Just prior to the 1993 season, Sheridan resigned because of health concerns, turning the program over to long-time assistant Mike O’Cain.
Much has changed in the 14 years since Sheridan last coached the Wolfpack, most significantly the more than $100 million in improvements and expansion to Carter-Finley Stadium. That includes the Murphy Center, enclosing both end zones with permanent grandstands, new practice fields and Vaughn Towers, which serves as the press box and contains luxury and premium club-level seating.
“This was a dream that [former athletics director and basketball coach] Jim Valvano and I had when we were here,” Sheridan said, looking over the refurbished stadium from Vaughn Towers. “We never could get anything going on it. It’s beautiful.

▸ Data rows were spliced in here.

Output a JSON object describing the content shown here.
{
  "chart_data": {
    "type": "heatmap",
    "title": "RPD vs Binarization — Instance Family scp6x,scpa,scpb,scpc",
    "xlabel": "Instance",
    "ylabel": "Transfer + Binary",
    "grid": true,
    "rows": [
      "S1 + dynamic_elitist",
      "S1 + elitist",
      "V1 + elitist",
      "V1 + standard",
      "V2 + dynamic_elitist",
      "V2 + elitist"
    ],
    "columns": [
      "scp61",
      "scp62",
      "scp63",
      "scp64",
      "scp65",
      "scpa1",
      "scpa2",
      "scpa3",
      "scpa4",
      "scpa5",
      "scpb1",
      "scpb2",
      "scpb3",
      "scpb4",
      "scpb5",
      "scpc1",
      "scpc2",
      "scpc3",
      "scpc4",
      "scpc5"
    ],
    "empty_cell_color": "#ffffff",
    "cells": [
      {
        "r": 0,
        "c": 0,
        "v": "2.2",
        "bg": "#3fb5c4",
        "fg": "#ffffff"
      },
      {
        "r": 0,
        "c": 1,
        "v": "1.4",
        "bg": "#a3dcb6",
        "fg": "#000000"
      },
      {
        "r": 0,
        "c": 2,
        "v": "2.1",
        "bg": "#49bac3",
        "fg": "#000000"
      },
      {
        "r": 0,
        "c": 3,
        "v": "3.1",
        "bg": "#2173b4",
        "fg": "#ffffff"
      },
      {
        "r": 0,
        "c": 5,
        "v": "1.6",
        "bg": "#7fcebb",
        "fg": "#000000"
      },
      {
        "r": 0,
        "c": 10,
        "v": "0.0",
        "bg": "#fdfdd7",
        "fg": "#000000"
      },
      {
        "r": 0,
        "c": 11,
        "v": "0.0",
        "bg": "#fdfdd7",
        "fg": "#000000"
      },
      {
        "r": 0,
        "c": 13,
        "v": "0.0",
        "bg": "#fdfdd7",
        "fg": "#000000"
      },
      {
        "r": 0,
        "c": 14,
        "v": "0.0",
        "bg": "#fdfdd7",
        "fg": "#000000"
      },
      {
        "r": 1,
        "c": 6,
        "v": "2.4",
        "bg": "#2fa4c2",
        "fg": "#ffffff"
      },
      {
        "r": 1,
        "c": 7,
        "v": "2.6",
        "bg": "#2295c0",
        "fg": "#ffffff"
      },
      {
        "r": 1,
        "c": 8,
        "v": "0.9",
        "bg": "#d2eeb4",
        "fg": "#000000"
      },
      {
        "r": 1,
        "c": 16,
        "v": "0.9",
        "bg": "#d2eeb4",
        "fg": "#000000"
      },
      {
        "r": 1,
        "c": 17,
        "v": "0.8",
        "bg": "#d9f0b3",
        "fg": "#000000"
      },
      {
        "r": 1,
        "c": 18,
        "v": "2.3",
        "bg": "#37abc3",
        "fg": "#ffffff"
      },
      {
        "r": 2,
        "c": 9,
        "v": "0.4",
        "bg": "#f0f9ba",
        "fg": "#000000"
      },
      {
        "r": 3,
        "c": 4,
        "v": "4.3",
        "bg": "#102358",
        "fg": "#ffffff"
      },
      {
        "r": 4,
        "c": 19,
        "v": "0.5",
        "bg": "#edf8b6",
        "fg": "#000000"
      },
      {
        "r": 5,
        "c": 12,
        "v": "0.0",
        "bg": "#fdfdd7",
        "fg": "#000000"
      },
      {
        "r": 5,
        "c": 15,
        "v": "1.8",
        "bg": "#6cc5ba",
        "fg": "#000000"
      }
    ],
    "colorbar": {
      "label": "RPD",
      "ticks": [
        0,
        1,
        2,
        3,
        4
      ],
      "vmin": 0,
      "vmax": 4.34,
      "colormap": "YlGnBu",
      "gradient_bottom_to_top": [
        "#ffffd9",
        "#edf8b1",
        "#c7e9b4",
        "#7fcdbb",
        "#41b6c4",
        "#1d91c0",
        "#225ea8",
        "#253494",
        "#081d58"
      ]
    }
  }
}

“It used to be so frustrating to feel like you were in great shape with a recruit and then he would go visit Clemson or North Carolina or some other school and his eyes would bug open from what he would see there. Now, I don’t think NC State would take a back seat to anybody. This is obviously the result of a lot of work by a lot of people, and my hats are off to them.”
But the 65-year-old Sheridan stopped short of giving specific advice to O’Brien about how to run a successful program.
“I wouldn’t be presumptuous enough to offer him advice,” said Sheridan, who has lived in Surfside Beach, S.C., since retiring in 1993. “He knows what he is doing and he certainly doesn’t need anything from me. I have a lot of respect for him and I think he is going to do a wonderful job.”